Request deletion of your data where there is no overriding legal basis to retain it.
Receive your data in a structured, machine-readable format.
Object to processing based on legitimate interests, including direct marketing.
Ask us to pause processing while a dispute or complaint is resolved.
Withdraw consent at any time where processing is consent-based, without affecting prior processing.
Lodge a complaint with the relevant supervisory authority (see below).
To exercise any of these rights, contact us at hello@naomii.app. We may need to verify your identity before processing your request.
Depending on your location, you have the right to complain to the relevant supervisory authority:
| Location | Authority | Contact |
|---|---|---|
| South Africa | Information Regulator (POPIA) | inforeg.org.za |
| European Union / EEA | Your national Data Protection Authority (DPA) | edpb.europa.eu |
| United Kingdom | Information Commissioner's Office (ICO) | ico.org.uk |
We would, however, appreciate the opportunity to address your concerns before you contact a supervisory authority — please reach out to us first at hello@naomii.app.
Our website uses cookies and similar tracking technologies to operate correctly and to understand how visitors use the site. We use:
| Cookie Type | Purpose | Can be declined? |
|---|---|---|
| Strictly necessary | Core site functionality | No |
| Analytics | Anonymised usage statistics to improve the site | Yes |
| Marketing / tracking | We do not currently use marketing tracking cookies | N/A |
You can manage cookie preferences through your browser settings. Disabling analytics cookies will not affect your ability to use the website.

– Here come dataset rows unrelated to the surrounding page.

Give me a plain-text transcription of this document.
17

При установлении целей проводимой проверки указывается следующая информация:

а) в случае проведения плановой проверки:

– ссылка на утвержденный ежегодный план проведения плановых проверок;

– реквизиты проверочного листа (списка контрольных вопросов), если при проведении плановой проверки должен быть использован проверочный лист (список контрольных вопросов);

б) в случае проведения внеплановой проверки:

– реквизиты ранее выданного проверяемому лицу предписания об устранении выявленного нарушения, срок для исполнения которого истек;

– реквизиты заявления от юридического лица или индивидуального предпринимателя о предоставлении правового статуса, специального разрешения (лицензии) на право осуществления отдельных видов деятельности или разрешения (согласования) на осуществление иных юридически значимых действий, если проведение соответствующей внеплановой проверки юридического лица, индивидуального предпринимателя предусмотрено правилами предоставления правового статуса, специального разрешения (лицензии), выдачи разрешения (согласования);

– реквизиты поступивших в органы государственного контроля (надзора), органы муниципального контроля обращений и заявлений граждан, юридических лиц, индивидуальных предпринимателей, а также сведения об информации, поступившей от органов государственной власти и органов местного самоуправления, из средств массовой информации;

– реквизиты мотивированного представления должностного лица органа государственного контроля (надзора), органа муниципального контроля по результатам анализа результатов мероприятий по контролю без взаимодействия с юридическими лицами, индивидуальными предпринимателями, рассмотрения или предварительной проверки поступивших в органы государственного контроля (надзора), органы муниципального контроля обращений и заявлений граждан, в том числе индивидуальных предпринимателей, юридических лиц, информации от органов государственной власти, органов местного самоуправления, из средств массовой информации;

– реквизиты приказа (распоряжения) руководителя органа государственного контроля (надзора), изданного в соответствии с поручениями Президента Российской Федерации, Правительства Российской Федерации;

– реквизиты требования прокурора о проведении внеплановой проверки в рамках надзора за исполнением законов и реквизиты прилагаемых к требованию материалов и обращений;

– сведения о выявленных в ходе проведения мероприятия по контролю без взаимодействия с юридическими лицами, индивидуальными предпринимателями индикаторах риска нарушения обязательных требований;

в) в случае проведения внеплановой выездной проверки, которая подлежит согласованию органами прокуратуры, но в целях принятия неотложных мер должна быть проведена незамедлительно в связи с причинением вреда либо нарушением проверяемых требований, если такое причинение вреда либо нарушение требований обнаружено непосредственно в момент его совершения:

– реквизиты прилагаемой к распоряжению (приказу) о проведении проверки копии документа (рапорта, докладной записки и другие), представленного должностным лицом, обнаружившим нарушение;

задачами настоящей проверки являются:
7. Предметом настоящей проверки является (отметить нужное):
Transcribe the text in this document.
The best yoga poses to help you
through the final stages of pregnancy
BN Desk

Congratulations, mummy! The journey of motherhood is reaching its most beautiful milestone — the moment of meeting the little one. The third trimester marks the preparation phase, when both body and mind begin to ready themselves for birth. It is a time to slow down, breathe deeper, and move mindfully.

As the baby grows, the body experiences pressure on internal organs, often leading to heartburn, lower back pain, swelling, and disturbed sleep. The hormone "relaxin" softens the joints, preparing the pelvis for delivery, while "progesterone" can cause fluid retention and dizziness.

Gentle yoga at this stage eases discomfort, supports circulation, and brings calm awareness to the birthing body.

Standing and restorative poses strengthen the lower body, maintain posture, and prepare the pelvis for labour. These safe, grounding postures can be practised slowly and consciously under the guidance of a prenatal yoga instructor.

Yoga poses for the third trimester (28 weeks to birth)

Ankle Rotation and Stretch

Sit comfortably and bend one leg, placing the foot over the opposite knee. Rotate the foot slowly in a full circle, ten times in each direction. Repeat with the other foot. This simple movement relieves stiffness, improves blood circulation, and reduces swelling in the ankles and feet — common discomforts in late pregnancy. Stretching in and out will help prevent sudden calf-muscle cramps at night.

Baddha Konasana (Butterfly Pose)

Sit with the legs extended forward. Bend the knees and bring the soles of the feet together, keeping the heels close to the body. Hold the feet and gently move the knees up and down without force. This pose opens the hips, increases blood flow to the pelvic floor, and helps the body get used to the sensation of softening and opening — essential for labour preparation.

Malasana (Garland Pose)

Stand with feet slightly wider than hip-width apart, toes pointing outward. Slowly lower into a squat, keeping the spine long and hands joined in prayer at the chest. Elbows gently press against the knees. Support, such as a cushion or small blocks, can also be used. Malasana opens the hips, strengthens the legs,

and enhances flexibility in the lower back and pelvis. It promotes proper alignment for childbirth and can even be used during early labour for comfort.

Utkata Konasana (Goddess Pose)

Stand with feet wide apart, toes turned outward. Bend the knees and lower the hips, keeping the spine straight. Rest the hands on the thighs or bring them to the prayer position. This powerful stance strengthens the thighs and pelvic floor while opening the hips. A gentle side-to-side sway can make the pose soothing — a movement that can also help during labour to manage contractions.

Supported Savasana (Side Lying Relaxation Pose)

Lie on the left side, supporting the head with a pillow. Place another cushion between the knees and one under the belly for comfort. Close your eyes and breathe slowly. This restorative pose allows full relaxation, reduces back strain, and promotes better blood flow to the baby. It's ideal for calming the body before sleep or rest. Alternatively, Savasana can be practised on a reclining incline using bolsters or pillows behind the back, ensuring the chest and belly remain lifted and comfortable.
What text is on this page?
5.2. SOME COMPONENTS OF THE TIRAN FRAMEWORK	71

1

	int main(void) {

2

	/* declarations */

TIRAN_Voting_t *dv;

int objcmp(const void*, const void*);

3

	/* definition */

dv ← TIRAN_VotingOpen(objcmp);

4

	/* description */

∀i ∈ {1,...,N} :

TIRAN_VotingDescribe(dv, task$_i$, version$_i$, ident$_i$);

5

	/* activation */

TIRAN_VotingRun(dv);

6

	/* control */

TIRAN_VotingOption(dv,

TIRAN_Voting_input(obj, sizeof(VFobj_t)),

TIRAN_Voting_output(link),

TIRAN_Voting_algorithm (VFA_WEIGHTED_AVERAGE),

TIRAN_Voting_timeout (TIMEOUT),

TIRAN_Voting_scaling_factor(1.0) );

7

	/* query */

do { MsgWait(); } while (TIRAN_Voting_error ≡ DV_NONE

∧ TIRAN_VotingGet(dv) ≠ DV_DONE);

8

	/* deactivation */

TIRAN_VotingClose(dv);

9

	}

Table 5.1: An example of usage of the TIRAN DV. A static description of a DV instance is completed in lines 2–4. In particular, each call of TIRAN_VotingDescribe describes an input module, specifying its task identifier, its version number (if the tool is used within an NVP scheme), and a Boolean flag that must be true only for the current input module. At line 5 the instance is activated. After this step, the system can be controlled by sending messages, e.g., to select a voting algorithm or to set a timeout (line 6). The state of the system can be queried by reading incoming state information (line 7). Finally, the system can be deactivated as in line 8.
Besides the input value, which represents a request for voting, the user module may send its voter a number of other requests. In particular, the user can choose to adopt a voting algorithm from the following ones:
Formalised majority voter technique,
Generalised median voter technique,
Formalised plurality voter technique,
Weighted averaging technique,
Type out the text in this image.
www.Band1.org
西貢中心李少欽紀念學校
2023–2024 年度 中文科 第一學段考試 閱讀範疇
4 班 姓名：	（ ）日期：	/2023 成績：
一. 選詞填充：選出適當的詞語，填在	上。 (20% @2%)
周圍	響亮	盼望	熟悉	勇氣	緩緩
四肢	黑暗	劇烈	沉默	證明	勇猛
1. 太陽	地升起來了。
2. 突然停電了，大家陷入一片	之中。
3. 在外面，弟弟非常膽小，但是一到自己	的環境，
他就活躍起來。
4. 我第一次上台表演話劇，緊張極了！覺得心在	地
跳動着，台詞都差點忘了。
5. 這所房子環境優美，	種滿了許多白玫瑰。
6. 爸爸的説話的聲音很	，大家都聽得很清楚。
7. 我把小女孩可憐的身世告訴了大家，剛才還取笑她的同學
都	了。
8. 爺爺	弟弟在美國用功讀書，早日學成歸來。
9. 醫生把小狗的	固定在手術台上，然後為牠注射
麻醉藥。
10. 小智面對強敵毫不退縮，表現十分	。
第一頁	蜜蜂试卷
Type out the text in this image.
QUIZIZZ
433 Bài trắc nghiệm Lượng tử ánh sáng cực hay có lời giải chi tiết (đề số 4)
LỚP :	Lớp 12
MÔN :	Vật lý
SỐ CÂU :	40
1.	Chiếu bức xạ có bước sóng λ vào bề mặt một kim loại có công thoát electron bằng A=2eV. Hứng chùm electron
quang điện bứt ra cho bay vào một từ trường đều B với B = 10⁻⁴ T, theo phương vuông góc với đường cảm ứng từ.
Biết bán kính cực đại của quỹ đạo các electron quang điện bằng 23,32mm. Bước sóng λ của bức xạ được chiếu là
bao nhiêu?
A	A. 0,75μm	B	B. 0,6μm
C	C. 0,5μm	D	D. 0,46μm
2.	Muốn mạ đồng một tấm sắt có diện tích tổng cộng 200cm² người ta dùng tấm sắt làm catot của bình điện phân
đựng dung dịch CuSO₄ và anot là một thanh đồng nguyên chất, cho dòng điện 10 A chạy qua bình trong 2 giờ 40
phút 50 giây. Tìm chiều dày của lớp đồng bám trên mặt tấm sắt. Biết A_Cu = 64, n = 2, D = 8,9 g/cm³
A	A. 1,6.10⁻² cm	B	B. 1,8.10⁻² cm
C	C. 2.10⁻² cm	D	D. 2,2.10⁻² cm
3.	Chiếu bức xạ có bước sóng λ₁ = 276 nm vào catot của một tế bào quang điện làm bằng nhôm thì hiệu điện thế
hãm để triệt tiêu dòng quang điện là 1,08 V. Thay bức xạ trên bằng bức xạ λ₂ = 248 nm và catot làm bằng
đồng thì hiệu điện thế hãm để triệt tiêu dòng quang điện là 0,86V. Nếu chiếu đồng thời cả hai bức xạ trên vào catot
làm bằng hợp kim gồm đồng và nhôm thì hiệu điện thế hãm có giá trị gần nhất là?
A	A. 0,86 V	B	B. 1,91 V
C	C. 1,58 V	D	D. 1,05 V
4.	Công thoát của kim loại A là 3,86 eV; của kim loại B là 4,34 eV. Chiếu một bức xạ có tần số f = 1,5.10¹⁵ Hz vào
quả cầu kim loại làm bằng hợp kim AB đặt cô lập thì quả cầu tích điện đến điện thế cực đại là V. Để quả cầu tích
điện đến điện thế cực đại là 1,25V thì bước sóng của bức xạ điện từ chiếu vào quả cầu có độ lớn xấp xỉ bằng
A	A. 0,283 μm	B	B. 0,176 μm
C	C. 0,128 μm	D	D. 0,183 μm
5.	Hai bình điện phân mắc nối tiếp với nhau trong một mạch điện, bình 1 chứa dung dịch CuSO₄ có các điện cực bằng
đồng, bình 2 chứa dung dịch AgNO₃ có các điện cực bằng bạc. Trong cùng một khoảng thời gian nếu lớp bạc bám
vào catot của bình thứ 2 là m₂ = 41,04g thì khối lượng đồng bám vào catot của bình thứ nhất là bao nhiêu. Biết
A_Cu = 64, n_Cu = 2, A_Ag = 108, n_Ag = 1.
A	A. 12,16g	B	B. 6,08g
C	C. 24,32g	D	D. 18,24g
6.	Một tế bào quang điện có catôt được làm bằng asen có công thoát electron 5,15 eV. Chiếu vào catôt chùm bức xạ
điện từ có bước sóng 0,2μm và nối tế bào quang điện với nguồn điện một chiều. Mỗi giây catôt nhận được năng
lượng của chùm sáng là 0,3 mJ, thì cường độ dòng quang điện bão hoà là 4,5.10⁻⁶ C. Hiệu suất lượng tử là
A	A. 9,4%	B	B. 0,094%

We implement appropriate technical and organisational measures to protect your personal data against unauthorised access, loss, destruction, or disclosure. These measures include:
In the event of a data breach that is likely to result in a risk to your rights and freedoms, we will notify the Information Regulator within 72 hours and affected individuals without undue delay, as required by law.
Our services are not directed at individuals under the age of 18. We do not knowingly collect personal data from children. If you believe we have inadvertently collected data from a child, please contact us immediately at hello@naomii.app and we will delete it promptly.
We may update this Privacy Policy from time to time to reflect changes in our practices, technology, legal requirements, or other factors. When we make material changes, we will update the "Last Updated" date at the top of this page and, where appropriate, notify you by email. We encourage you to review this policy periodically.
By using our website or engaging our recruitment services, you acknowledge that you have read and understood this Privacy Policy. If you do not agree with how we handle your personal data, please do not use our services and contact us to request deletion of any data we may hold about you.
This policy was prepared for Naomii Recruitment Solutions (Pty) Ltd, trading as Naomii Talent Solutions, and is intended as a good-faith effort to comply with the Protection of Personal Information Act 4 of 2013 (POPIA), the General Data Protection Regulation (EU) 2016/679 (GDPR), and the UK GDPR. This document does not constitute legal advice. We recommend periodic review with a qualified privacy attorney.